I have a vagina. So what?

More important than dressing modestly like religious leaders insist, women must believe they have a right to be respected no matter what they wear.


faBy Fa Abdul

I have cleavage. I have breasts. I have nipples. I have curves. I have a vagina. They were awarded to me by Allah SWT when He decided that I was to be born a female into this world.

For 20 years I covered myself from head to toe, showing only my face, two hands and feet. I lived as a good Muslim, an obedient wife and a quiet member of society. I never spoke unless I needed to. I kept myself busy attending to the needs of my husband and my children. When I walked down the streets, my head always hung low, my eyes never gazed upon strangers.

During those 20 years, I have had men staring and smiling at me. Occasionally there were shoulders brushed against mine while walking down the street; caressing of hands during transactions and exchange of materials; body parts rubbed during crowded bus trips and a few times I even had my buttocks fondled.

I had my aurat covered yet I was harassed.

Five years ago, I started a new chapter in my life as a divorcee. I had to play both father and mother to my children while I struggled to make ends meet. In the course of doing so, I met men who only saw my eligibility as a ‘janda’.

Once a taxi driver who knew of my status said, “Cik ni tak teringin ke? Jadi janda ni susah sebab bila dah terasa seks, mesti keempunan kan?” (Miss, don’t you have desires? It’s tough being a divorcee because once you’ve experienced sex, you long for it, right?)

Then there was a businessman from the East Coast who offered to pay my monthly house rental and car loan if I agreed to have him visit my bedroom every time he had business in KL.

I was fully covered yet those men only saw me as a sex object.

Three years ago, I decided to remove my headscarf for personal reasons. About the same time, I joined a company as a Marketing Executive. Although I was advised to dress in pants/skirt/blouse for work, I chose to wear ‘baju kurung’ because it was the only attire I was comfortable in.

One day, during a trip to meet clients, my boss placed his hand on my lap while his other controlled the steering. Shocked, I removed his hand politely and made it clear I wasn’t interested. He smiled. My boss then took my hand and placed it on his groin. The next day, I sent him my resignation letter.

I was decently dressed yet he took advantage of me.

Today, I no longer hang my head low when I walk on the street. I no longer cover myself up fearing what people might say about my attire. I wear what I feel like wearing. Sometimes my cleavage shows and sometimes I display my curves. But you know what – no man has ever taken advantage of me since I claimed ownership of my own body.

Syerleena Abdul Rashid was right when she wrote “rape is about power”. However, it is not merely about men wanting to exercise their power against women.

The truth is, when women are powerless, men take advantage – predators are always on the lookout for women like these. So what should we do?

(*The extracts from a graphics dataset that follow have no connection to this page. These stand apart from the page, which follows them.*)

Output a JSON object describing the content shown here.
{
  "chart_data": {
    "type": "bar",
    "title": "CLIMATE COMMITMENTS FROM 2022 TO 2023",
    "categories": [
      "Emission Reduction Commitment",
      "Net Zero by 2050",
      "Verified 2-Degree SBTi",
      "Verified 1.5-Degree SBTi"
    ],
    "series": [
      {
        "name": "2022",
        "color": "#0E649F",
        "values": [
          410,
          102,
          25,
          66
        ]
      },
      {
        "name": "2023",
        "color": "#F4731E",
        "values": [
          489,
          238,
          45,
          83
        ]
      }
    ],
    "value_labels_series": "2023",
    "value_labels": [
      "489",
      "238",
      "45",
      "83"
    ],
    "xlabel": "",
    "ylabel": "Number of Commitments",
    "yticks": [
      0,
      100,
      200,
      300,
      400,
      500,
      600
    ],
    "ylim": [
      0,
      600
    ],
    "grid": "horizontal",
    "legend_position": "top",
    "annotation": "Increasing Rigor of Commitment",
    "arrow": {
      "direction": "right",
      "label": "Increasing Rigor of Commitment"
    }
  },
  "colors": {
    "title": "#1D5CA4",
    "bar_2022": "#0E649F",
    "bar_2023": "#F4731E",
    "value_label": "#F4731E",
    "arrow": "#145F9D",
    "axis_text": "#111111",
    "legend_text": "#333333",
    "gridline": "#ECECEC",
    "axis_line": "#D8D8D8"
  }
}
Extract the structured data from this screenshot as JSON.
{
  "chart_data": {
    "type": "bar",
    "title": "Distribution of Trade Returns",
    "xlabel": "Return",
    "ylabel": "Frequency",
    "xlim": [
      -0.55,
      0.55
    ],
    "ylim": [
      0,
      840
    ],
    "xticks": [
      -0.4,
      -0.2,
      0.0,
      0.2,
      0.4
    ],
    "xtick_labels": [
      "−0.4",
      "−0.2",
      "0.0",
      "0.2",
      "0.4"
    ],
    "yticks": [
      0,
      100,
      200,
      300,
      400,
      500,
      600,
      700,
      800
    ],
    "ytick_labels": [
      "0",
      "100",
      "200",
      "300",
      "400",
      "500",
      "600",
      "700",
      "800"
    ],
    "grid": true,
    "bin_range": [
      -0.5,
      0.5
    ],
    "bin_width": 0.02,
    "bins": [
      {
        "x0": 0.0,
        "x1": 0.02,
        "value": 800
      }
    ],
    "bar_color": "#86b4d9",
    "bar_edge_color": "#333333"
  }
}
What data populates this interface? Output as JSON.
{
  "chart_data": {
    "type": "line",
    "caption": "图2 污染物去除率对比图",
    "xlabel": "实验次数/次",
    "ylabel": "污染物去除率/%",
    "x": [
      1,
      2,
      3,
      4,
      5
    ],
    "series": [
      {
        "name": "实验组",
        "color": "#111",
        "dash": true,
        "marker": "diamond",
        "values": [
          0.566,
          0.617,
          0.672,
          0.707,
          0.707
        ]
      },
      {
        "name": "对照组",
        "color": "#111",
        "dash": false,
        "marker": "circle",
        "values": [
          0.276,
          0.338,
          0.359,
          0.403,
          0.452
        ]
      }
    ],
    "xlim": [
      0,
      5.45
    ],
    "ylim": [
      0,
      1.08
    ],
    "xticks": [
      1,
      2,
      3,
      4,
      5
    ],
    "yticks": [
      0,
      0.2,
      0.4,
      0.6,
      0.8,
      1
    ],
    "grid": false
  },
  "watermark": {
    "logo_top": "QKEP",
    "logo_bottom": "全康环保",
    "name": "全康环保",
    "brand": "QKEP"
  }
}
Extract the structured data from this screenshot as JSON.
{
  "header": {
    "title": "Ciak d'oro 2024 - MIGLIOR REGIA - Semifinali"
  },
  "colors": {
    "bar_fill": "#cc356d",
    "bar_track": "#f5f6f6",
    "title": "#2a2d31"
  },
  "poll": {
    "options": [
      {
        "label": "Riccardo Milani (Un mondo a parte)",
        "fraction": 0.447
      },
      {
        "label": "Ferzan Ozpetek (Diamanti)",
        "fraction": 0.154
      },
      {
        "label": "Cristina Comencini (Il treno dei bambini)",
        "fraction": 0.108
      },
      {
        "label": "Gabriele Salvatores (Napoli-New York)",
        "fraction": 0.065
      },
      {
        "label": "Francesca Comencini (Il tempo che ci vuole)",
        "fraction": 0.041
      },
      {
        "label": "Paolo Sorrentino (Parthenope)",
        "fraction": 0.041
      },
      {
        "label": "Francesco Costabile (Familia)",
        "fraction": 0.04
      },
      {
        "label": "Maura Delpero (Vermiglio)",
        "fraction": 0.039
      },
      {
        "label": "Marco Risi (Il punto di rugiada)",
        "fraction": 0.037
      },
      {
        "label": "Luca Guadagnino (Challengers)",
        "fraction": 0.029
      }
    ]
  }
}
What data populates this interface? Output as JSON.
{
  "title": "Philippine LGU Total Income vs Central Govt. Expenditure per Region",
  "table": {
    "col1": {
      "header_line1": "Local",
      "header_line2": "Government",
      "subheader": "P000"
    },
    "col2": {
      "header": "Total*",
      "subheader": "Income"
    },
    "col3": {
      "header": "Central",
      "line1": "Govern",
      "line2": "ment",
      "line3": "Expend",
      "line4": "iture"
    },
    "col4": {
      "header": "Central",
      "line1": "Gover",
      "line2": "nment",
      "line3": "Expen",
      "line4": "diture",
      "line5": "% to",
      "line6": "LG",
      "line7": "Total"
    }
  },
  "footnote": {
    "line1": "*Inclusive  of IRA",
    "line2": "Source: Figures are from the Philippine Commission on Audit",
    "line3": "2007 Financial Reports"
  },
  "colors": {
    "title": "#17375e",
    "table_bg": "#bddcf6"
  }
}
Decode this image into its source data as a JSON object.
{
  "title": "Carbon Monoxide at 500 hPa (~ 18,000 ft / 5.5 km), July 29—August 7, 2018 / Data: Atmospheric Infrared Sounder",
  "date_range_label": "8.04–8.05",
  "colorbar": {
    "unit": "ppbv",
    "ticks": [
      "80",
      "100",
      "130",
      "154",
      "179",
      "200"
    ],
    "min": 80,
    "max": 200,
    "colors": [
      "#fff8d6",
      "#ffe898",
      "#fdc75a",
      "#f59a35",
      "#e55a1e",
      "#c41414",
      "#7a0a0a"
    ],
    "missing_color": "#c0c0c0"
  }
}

Whatever you wear – be it a ‘jubbah’, ‘baju kurung’, jeans or mini skirt – remember to keep your chin up and hold your head high. When women empower themselves, men do not dare cross the line.

To the group of white bearded men with ‘kopiah’ who seem to get a kick coming up with ridiculous pieces of advice to keep women suppressed, please note that just because women have vaginas, it doesn’t mean we asked to be raped.

Besides vaginas, cleavage, nipples and breasts, women have brains.

Perhaps it’s time men started using theirs.